1) As I indicated in my post, the product of the uncertainties in the complementary measurements in any practical devices photographers would care about don't come anywhere close to h-bar. Heisenberg simply is not an issue. In a realistic device, you're not likely to be measuring position to better than a large fraction of a micron nor energy to better than 10%. That is well within the safe region.

2) Numerous devices already exist for doing single photon counting with high accuracy and extremely low noise floors. The trick is implementing that capability in a many-megapixel device, but there are no fundamental physical or engineering limits involved. In fact, when you're doing photon counting, there are a number of tricks you can apply that don't work when you're simply collecting charge in aggregate.

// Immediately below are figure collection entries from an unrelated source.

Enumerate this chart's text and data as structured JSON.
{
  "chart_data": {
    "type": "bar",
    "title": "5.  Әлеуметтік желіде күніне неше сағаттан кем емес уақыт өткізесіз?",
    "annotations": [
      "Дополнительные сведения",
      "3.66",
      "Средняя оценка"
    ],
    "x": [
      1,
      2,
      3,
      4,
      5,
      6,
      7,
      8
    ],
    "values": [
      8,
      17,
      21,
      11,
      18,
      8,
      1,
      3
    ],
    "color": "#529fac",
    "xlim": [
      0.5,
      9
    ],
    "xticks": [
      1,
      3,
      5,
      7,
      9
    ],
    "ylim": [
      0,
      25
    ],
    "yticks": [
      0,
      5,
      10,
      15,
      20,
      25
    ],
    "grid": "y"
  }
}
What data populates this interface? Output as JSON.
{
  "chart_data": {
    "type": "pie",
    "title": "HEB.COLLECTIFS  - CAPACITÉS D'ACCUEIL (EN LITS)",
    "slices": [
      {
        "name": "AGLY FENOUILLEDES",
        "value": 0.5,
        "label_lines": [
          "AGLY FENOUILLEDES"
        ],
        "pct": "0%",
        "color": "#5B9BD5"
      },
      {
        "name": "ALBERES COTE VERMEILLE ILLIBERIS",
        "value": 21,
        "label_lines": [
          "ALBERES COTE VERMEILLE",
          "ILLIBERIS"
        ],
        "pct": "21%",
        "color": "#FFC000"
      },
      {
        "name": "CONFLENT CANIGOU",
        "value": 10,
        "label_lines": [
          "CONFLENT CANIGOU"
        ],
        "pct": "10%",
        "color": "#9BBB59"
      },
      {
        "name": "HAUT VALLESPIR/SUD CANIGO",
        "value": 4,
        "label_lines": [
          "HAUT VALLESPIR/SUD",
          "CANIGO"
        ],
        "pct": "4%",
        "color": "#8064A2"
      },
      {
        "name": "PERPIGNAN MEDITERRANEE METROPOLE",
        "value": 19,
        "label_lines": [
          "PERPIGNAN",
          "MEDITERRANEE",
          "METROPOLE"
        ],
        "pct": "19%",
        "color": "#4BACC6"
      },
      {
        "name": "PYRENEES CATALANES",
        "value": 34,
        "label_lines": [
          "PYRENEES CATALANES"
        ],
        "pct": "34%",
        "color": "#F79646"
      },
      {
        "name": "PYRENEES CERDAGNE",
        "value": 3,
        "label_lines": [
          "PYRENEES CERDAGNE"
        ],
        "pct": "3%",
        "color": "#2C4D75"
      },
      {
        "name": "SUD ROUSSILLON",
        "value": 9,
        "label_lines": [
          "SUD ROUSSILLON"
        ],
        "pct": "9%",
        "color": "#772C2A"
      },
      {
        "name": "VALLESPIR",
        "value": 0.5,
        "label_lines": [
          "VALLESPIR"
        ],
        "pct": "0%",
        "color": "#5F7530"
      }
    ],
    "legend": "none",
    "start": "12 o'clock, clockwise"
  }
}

For example one design works by applying a potential gradient to the generated photoelectrons to accelerate them to the collection electrode (it can be an avalanche breakdown device, but doesn't have to be). When a highly absorbing sensor is used, so that all the photoelectrons are generated very near the surface of the device, almost all thermoelectron noise can be rejected electronically, because those electrons are generated deeper in the device and don't get accelerated as much before they reach the collection electrode. The spurious electron noise in this device is extremely low.

There are also electronic tricks one can apply downstream to reject noise that rely upon knowing the pulse shape produced by a photoelectron detection. Most noise has a very different pulse shape. Point being that the error bars on photon counting can be driven to a usefully low-level, and the technique has substantially advantages over simple charge collection.

pax \ Ctein
[ Please excuse any word-salad. MacSpeech in training! ]
-- Ctein's Online Gallery http://ctein.com 
-- Digital Restorations http://photo-repair.com 

Just saw the video (sorry :~() All I can say I OMG! Man am I stupid.

Does this sort of technology depend at all on having a crystalline substrate, or do you think there's any reasonable chance that eventually somone like printed-systems.de could print large pixels that just do the counting and energy measurement onto film? In response to an inquiry I made once, Schneider told me that their large format lenses (that are designed for film) would be happy with ~15 micron pixels. It'd be cool to see the electronics adapt to the lenses for a change.

Dear John,

All known technology for doing this requires extremely precise devices (both physically and electronically). That's not compatible with a flexible substrate or with current printing-style electronic fabrication.